区立図書館に着くと、ふたりは中学生向けの保健体育の教科書を読んでみた。
「みなさんの体は大人にむけて準備をはじめています」
という文章ではじまる薄い冊子には、女子には月経が、男子には夢精がはじまることや、体に第二次性徴と呼ばれる変化が起きることしか書いていなかった。
「これじゃなにもわからないね」と、譲がすぐに戻す。
かといって医学書では専門的すぎる。しばらく書架をあさったふたりは、妊娠したい女性向けの本を見つけて、「これだ」と閲覧机に移動した。科学本に載っているカエルの繁殖方法と同じくらいくわしく人間の繁殖方法が書いてある。卵子が月に一度しか子宮のなかに出てこないこと。精子の寿命が数日しかないこと。

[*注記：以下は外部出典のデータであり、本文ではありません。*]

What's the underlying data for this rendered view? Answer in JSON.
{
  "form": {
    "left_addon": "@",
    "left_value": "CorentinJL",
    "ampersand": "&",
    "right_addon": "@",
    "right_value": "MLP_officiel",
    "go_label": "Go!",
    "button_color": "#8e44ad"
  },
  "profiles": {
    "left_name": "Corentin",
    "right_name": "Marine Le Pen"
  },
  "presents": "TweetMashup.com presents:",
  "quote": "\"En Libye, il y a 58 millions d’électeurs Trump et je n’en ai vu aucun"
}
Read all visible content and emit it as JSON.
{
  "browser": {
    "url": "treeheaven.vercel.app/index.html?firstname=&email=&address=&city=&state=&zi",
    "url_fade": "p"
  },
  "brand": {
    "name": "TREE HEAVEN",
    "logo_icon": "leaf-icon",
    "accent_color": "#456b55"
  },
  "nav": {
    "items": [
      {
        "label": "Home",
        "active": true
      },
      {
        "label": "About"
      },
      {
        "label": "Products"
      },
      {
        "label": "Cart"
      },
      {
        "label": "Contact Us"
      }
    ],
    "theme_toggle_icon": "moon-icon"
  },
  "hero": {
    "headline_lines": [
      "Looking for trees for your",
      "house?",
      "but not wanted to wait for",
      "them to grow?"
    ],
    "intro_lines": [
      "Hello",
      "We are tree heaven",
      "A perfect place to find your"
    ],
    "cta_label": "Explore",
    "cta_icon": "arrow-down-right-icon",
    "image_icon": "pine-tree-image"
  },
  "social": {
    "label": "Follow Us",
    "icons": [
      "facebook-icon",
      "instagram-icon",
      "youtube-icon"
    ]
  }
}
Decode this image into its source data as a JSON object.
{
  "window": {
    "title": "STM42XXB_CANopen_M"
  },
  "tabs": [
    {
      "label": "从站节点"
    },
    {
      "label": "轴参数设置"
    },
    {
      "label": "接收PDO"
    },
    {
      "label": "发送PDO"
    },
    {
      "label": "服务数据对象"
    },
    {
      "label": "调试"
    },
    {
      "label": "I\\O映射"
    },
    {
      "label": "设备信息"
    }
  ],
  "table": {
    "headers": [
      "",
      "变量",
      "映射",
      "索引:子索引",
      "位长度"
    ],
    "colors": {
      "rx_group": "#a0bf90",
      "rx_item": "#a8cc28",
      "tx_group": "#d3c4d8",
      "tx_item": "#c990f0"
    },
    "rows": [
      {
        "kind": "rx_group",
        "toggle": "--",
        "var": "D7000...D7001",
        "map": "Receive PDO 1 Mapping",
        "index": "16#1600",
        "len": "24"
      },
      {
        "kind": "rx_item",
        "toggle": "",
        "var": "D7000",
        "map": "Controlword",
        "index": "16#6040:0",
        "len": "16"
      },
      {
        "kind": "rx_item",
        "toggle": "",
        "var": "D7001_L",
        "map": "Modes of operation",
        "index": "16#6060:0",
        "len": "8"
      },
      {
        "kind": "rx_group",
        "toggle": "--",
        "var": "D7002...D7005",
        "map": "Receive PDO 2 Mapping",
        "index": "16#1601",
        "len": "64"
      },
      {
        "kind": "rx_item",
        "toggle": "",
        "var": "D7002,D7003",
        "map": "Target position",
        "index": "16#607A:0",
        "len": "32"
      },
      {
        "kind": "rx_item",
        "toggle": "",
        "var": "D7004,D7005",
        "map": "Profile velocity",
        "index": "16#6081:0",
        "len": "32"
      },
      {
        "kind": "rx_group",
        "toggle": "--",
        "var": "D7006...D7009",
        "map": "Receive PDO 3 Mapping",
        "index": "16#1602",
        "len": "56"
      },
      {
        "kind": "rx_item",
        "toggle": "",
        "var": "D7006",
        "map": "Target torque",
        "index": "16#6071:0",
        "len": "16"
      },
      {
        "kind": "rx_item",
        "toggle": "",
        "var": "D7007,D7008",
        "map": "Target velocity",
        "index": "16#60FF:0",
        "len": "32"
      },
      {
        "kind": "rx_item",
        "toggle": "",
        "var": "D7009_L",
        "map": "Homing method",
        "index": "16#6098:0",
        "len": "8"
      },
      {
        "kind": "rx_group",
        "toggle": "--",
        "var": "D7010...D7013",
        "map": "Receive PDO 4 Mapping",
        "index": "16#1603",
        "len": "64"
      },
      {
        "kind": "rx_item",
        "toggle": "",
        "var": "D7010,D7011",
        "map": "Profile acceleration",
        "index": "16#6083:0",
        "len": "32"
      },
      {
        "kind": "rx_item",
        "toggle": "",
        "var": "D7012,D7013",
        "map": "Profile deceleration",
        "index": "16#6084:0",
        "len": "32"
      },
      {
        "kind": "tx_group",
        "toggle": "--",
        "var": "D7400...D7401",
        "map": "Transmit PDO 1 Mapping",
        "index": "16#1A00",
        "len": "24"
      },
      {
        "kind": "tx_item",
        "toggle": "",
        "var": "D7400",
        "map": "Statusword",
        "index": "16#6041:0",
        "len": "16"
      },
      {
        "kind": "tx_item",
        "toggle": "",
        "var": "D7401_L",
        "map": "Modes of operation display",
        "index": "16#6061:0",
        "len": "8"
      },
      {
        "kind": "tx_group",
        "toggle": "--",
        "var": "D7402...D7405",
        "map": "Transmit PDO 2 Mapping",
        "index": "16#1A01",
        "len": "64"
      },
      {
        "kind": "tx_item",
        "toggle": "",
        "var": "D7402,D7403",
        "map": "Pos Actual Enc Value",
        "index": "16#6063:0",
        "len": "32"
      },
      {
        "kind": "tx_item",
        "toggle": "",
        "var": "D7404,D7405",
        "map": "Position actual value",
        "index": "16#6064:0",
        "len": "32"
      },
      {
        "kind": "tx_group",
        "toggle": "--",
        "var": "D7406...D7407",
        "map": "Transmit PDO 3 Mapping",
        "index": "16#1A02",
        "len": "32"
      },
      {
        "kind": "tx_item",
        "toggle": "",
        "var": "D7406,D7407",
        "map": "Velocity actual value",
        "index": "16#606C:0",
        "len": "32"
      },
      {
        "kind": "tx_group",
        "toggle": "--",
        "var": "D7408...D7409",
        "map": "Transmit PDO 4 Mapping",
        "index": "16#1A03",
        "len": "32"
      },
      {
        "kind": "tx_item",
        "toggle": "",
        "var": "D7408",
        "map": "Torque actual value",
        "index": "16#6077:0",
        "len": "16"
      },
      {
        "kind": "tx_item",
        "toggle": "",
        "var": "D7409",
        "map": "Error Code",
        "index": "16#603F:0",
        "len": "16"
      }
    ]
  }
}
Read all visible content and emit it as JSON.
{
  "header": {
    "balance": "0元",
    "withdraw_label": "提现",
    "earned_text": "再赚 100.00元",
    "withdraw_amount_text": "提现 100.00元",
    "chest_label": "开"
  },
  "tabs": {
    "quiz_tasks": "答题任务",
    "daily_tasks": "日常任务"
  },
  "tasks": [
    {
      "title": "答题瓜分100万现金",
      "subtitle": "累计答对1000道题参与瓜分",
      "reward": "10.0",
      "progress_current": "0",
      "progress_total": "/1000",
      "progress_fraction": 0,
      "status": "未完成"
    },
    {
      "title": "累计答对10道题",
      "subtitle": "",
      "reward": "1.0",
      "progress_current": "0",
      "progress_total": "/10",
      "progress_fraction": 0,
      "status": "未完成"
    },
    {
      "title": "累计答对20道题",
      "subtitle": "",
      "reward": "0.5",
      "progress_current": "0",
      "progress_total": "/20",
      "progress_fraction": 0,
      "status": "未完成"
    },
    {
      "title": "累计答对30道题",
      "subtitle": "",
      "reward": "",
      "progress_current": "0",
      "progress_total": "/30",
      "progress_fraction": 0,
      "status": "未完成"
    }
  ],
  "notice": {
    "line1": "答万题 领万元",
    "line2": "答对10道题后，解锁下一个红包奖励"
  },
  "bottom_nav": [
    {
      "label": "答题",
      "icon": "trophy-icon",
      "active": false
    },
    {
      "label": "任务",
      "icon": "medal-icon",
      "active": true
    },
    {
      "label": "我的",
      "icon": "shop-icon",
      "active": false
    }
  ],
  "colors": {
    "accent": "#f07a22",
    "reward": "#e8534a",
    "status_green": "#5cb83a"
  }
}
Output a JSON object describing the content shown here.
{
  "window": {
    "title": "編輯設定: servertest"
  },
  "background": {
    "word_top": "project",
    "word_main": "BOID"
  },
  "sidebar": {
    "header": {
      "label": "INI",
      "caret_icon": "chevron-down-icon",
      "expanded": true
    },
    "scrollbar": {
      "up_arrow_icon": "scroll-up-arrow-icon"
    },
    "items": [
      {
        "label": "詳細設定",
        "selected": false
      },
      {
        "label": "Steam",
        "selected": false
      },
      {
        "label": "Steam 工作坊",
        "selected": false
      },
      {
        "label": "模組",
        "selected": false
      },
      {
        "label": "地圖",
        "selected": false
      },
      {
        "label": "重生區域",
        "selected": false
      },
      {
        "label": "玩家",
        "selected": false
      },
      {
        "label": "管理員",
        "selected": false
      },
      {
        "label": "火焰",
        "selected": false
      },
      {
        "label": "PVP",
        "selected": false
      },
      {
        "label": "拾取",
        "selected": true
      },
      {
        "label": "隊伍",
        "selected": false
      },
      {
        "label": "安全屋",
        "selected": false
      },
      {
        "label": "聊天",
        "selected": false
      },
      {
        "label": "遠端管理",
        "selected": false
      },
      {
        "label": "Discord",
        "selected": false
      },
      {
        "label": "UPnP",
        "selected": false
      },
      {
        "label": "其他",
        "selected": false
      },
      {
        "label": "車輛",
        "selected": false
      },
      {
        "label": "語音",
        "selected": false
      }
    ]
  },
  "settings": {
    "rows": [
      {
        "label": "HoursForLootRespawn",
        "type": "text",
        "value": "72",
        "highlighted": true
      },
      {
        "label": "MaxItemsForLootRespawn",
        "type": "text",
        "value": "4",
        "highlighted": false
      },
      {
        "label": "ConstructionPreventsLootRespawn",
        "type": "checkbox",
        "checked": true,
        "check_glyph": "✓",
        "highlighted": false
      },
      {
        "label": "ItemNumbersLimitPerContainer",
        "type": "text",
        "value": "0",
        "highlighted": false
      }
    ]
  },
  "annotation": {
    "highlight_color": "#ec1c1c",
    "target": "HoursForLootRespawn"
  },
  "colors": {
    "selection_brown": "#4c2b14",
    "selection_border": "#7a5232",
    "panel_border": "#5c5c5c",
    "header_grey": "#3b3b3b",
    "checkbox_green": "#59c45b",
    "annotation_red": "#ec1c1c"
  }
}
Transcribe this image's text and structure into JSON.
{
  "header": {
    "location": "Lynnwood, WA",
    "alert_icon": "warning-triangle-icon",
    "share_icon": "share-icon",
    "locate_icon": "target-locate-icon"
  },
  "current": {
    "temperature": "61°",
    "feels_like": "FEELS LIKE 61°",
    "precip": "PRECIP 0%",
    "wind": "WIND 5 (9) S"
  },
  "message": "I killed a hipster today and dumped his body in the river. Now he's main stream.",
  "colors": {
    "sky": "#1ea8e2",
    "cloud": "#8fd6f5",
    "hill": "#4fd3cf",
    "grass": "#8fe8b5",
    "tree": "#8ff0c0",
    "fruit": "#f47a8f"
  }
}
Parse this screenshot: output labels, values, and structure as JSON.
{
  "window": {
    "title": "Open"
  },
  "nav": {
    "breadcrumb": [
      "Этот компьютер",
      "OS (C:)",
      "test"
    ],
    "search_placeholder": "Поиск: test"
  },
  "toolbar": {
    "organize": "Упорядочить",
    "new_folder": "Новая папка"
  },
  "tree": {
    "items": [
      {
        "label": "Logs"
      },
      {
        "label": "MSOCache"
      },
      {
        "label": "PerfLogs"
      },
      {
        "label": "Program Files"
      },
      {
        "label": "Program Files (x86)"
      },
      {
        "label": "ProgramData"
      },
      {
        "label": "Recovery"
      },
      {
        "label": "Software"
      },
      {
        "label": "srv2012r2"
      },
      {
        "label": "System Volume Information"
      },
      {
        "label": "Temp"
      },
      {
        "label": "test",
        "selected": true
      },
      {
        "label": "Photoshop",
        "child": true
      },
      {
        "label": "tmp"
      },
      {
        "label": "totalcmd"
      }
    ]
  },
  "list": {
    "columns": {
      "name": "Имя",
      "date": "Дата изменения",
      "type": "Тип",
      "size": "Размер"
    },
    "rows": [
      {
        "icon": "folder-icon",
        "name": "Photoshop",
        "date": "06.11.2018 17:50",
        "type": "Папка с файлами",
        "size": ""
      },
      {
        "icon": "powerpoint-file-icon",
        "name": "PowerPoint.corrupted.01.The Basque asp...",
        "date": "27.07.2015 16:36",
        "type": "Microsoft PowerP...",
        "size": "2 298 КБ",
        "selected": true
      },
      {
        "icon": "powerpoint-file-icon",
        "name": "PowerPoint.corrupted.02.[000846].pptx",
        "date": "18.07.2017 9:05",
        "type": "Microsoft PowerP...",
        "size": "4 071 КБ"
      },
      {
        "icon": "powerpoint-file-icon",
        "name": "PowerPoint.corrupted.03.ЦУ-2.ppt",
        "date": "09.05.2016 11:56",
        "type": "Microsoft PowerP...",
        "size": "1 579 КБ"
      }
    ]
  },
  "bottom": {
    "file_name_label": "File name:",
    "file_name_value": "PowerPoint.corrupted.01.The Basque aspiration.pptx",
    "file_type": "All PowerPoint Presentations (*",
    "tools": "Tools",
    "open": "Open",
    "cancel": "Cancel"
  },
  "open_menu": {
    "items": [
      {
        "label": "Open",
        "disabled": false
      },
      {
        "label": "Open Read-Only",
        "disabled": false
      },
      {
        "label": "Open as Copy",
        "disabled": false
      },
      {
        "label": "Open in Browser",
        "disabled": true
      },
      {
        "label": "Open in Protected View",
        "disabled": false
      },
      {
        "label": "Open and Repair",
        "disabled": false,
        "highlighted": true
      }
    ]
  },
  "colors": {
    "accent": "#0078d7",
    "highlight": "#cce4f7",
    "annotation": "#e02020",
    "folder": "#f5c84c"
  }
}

「妊娠ってけっこう難しいんだな。カエルより難しくないか」
賢児はほっとした。姉はまだ子供なんだ。さっき姉が履いていたコンバースは十四歳の誕生日に父に泣いてねだって買ってもらったものだ。まだ子供を産むべきじゃない。
「映像とかないかな。見てみようぜ」
譲が言い、ふたりは視聴覚コーナーに移動した。ビデオがずらりと並んだ棚から、譲が自然科学のドキュメンタリーを抜きだし、「これだ」と渡してくる。